As previously mentioned, I was told to follow it by my doctor, and AIUI the mechanism described above was already the established one for lactose intolerance (lactose being the disaccharide in the acronym). The FODMAP concept appears to have been devised by Dr Sue Shepherd, a dietician and academic. I don’t know if she has any children.
Is it helping?
It seems to be, yes! I’ve been on the diet for about a month now, and my symptoms are definitely reduced - my bad days now are about as bad as my average days before, and my good days are almost normal. And lapses from the diet seem to be followed by a couple of bad days.
And you think that this may be connected to your utter failure at vegetarianism a few years ago?
Possibly. When I cut out animal protein from my diet, I started eating a lot more pulse-based dishes to compensate, and most of those also contained onion and/or garlic.
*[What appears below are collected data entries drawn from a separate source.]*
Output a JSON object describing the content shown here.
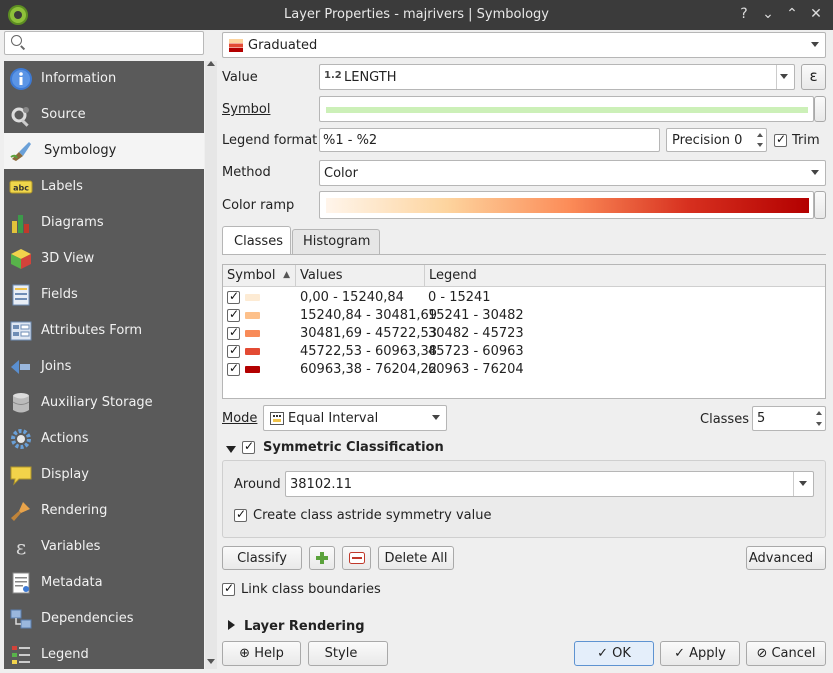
{
  "window": {
    "title": "Layer Properties - majrivers | Symbology"
  },
  "search": {
    "placeholder": ""
  },
  "sidebar": {
    "items": [
      {
        "label": "Information",
        "icon": "info-icon"
      },
      {
        "label": "Source",
        "icon": "wrench-icon"
      },
      {
        "label": "Symbology",
        "icon": "brush-icon"
      },
      {
        "label": "Labels",
        "icon": "abc-label-icon"
      },
      {
        "label": "Diagrams",
        "icon": "diagram-icon"
      },
      {
        "label": "3D View",
        "icon": "cube-icon"
      },
      {
        "label": "Fields",
        "icon": "fields-icon"
      },
      {
        "label": "Attributes Form",
        "icon": "form-icon"
      },
      {
        "label": "Joins",
        "icon": "join-icon"
      },
      {
        "label": "Auxiliary Storage",
        "icon": "database-icon"
      },
      {
        "label": "Actions",
        "icon": "gear-icon"
      },
      {
        "label": "Display",
        "icon": "speech-bubble-icon"
      },
      {
        "label": "Rendering",
        "icon": "paintbrush-icon"
      },
      {
        "label": "Variables",
        "icon": "epsilon-icon"
      },
      {
        "label": "Metadata",
        "icon": "document-icon"
      },
      {
        "label": "Dependencies",
        "icon": "dependencies-icon"
      },
      {
        "label": "Legend",
        "icon": "legend-icon"
      }
    ],
    "active_index": 2
  },
  "renderer": {
    "value": "Graduated"
  },
  "value": {
    "label": "Value",
    "field_type": "1.2",
    "field": "LENGTH"
  },
  "symbol": {
    "label": "Symbol",
    "color": "#ccf0b8"
  },
  "legend_format": {
    "label": "Legend format",
    "value": "%1 - %2",
    "precision_label": "Precision 0",
    "trim_label": "Trim"
  },
  "method": {
    "label": "Method",
    "value": "Color"
  },
  "color_ramp": {
    "label": "Color ramp",
    "start_color": "#fff5eb",
    "end_color": "#b30000"
  },
  "tabs": [
    {
      "label": "Classes"
    },
    {
      "label": "Histogram"
    }
  ],
  "table": {
    "headers": [
      "Symbol",
      "Values",
      "Legend"
    ],
    "rows": [
      {
        "color": "#fdebd4",
        "values": "0,00 - 15240,84",
        "legend": "0 - 15241"
      },
      {
        "color": "#fdc08a",
        "values": "15240,84 - 30481,69",
        "legend": "15241 - 30482"
      },
      {
        "color": "#f88b58",
        "values": "30481,69 - 45722,53",
        "legend": "30482 - 45723"
      },
      {
        "color": "#e34a33",
        "values": "45722,53 - 60963,38",
        "legend": "45723 - 60963"
      },
      {
        "color": "#b30000",
        "values": "60963,38 - 76204,22",
        "legend": "60963 - 76204"
      }
    ]
  },
  "mode": {
    "label": "Mode",
    "value": "Equal Interval",
    "classes_label": "Classes",
    "classes_value": "5"
  },
  "symmetric": {
    "label": "Symmetric Classification",
    "around_label": "Around",
    "around_value": "38102.11",
    "astride_label": "Create class astride symmetry value"
  },
  "buttons": {
    "classify": "Classify",
    "delete_all": "Delete All",
    "advanced": "Advanced",
    "link_boundaries": "Link class boundaries"
  },
  "layer_rendering": {
    "label": "Layer Rendering"
  },
  "footer": {
    "help": "Help",
    "style": "Style",
    "ok": "OK",
    "apply": "Apply",
    "cancel": "Cancel"
  }
}
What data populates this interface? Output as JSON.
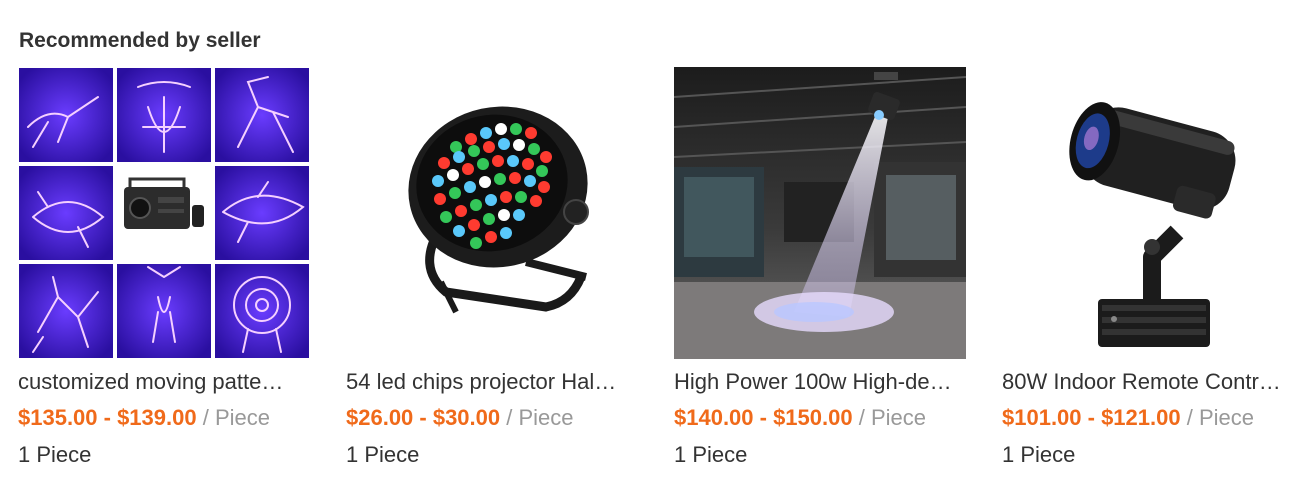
{
  "section": {
    "title": "Recommended by seller"
  },
  "products": [
    {
      "image_icon": "laser-light-projector-icon",
      "title": "customized moving patte…",
      "price": "$135.00 - $139.00",
      "unit": "/ Piece",
      "moq": "1 Piece"
    },
    {
      "image_icon": "led-par-light-icon",
      "title": "54 led chips projector Hal…",
      "price": "$26.00 - $30.00",
      "unit": "/ Piece",
      "moq": "1 Piece"
    },
    {
      "image_icon": "gobo-projector-scene-icon",
      "title": "High Power 100w High-de…",
      "price": "$140.00 - $150.00",
      "unit": "/ Piece",
      "moq": "1 Piece"
    },
    {
      "image_icon": "gobo-projector-device-icon",
      "title": "80W Indoor Remote Contr…",
      "price": "$101.00 - $121.00",
      "unit": "/ Piece",
      "moq": "1 Piece"
    }
  ],
  "colors": {
    "price": "#f06a1a",
    "unit": "#999999",
    "text": "#333333"
  }
}
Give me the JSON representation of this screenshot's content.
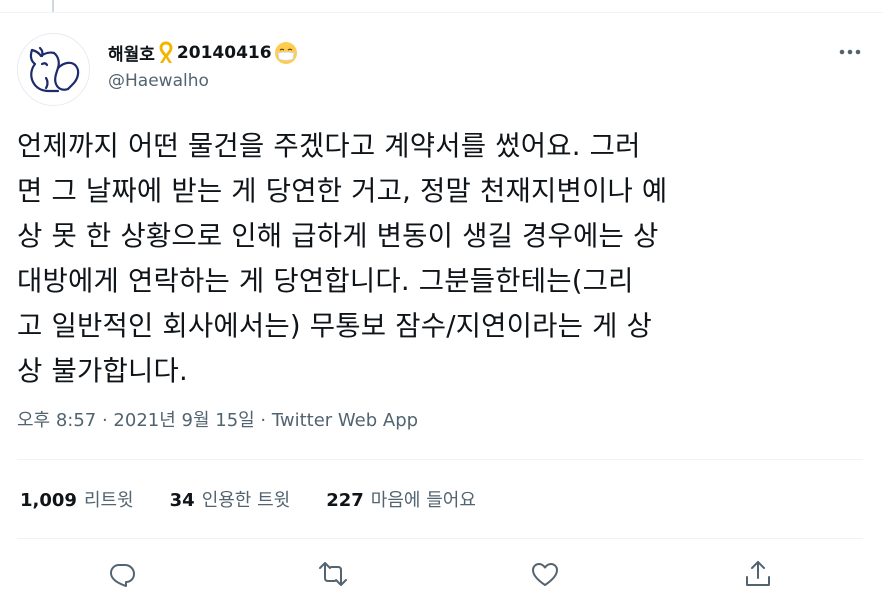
{
  "tweet": {
    "author": {
      "display_name": "해월호",
      "display_suffix": "20140416",
      "handle": "@Haewalho"
    },
    "text": "언제까지 어떤 물건을 주겠다고 계약서를 썼어요. 그러\n면 그 날짜에 받는 게 당연한 거고, 정말 천재지변이나 예\n상 못 한 상황으로 인해 급하게 변동이 생길 경우에는 상\n대방에게 연락하는 게 당연합니다. 그분들한테는(그리\n고 일반적인 회사에서는) 무통보 잠수/지연이라는 게 상\n상 불가합니다.",
    "meta": "오후 8:57 · 2021년 9월 15일 · Twitter Web App",
    "stats": [
      {
        "count": "1,009",
        "label": "리트윗"
      },
      {
        "count": "34",
        "label": "인용한 트윗"
      },
      {
        "count": "227",
        "label": "마음에 들어요"
      }
    ]
  },
  "colors": {
    "text_primary": "#0f1419",
    "text_secondary": "#536471",
    "divider": "#eff3f4",
    "ribbon": "#f4b400"
  },
  "icons": [
    "more-icon",
    "reply-icon",
    "retweet-icon",
    "like-icon",
    "share-icon"
  ]
}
When I restored meat to my diet, my intake of pulses and alliums went down. That could explain some of the horrible fatigue, lethargy and brain-fog I experienced for those two years, and the dramatic improvement I experienced when I started eating meat again. This theory predicts that my symptoms will be triggered by either fructans or galacto-oligosaccharides, and I'll find that out soonish.
When I saw you last you said you could/couldn’t eat Foodstuff X, but now you’ve changed your mind! What gives?
It’s possible that I was wrong the first time - this is a complicated diet with a lot of rules, I don't always remember them all, and it’s not always obvious what chemicals are in a given food. For instance, lots of surprising foods contain onion powder, which is a major no-no. Or it’s possible that I’ve moved onto a different phase of the diet - in the first two months I’m meant to eliminate all FODMAPs as far as possible, and then over the next few months I’m meant to slowly re-introduce the different FODMAP classes one at a time to see which ones actually cause me problems. Anyway, I realise that this diet makes me a major pain to feed, so thank you for making the effort!